Confidence Assessment
| Area | Confidence | Notes |
|---|---|---|
| Stack | HIGH | All versions verified from official docs and PyPI/npm. Azure v1 API confirmed GA. |
| Features | HIGH | Based on detailed requirements doc + Capgemini reference solution + competitor landscape |
| Architecture | HIGH | WebSocket proxy pattern and adapter pattern are well-established. Avatar WebRTC is documented with sample code. |
| Pitfalls | HIGH | Avatar region constraints verified. All services available on Azure Global. |
| i18n | HIGH | react-i18next is de facto standard, Vite compatible, TypeScript supported |
| Voice Live API | MEDIUM | Newer service (2025), well-documented but less battle-tested than individual services |
Gaps to Address
- Voice Live API pricing: Pricing effective July 2025, but actual cost per session for this use case needs estimation. Consider cost modeling before committing to Voice Live for all interactions.
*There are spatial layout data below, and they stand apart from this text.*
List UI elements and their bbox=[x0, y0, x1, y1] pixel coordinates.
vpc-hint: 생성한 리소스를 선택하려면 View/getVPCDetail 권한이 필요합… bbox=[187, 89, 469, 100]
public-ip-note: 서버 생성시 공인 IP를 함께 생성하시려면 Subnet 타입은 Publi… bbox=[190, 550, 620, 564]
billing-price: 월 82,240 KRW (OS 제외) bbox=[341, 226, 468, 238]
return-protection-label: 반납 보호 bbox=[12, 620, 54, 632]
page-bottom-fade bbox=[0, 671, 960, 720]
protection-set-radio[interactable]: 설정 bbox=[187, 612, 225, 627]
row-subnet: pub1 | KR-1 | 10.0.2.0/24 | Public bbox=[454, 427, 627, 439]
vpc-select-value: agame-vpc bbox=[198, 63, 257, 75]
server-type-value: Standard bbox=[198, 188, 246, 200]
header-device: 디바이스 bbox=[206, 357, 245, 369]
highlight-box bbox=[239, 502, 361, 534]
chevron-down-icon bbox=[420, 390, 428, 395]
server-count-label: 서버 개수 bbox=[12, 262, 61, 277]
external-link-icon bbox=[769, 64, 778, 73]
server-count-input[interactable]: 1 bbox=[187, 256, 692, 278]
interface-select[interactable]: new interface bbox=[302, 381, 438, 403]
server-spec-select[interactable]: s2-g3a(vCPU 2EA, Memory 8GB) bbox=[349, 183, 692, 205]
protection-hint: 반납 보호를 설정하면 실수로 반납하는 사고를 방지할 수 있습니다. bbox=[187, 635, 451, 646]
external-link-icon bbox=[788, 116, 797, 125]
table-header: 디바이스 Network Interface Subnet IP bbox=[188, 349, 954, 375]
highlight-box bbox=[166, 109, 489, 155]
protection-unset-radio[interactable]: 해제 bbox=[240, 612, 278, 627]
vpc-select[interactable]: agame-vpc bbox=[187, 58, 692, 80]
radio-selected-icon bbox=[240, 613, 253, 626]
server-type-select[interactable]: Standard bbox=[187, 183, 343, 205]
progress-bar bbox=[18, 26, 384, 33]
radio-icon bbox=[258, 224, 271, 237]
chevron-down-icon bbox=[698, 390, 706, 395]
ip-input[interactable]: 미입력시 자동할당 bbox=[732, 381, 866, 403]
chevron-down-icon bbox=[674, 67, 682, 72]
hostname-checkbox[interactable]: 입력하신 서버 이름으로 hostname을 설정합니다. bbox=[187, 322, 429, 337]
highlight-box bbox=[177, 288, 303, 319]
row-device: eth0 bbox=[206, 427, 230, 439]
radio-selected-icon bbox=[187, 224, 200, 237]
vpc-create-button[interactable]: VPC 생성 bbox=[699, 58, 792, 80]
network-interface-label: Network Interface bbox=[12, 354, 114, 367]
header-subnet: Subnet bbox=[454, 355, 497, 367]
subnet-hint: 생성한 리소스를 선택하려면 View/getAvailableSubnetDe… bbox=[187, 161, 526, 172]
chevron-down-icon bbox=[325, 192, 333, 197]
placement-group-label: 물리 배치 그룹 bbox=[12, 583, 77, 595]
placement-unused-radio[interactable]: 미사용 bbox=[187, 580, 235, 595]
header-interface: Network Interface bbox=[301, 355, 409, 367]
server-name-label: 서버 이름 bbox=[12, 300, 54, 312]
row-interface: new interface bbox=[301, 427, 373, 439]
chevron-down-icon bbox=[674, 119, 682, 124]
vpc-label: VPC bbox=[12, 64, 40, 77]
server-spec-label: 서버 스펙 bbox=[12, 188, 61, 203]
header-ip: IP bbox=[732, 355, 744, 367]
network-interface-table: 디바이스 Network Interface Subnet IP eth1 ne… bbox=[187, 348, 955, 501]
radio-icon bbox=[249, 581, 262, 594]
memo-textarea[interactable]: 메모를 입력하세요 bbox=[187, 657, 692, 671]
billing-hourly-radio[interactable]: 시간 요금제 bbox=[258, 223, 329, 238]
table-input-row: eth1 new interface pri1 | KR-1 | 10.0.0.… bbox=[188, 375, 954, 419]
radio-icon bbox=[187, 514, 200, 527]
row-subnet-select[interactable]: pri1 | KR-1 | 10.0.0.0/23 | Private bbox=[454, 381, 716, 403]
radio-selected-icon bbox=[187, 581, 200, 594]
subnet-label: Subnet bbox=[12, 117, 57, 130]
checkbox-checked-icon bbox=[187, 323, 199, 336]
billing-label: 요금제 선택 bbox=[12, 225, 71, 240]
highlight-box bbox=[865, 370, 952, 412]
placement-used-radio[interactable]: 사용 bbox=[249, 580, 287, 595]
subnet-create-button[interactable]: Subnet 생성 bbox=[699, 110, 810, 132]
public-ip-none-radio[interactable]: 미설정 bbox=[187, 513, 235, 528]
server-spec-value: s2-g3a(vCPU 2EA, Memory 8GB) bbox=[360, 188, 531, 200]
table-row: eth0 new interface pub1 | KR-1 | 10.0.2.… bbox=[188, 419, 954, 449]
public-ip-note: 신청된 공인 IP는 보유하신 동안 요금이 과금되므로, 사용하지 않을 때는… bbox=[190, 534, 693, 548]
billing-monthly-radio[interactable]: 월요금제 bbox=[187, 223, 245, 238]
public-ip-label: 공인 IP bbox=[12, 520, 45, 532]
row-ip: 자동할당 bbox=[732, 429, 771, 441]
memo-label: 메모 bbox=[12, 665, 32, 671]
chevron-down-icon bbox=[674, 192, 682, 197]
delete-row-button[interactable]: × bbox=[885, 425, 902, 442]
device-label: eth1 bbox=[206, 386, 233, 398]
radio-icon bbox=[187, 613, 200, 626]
- Content Understanding custom analyzers: The pre-built analyzers handle generic document types. Training material extraction (key messages, scoring criteria from pharma content) will likely need custom analyzer configuration -- this needs investigation in Phase 4.
- Chinese TTS voice quality: Azure TTS Chinese voices are available but quality compared to English HD voices needs hands-on evaluation. Consider testing
zh-CN-XiaoxiaoNeuralandzh-CN-YunxiNeuralearly. - Recharts radar chart customization: Multi-dimensional scoring requires a customized radar/spider chart. Recharts supports RadarChart but specific design matching the Figma mockups needs validation during implementation.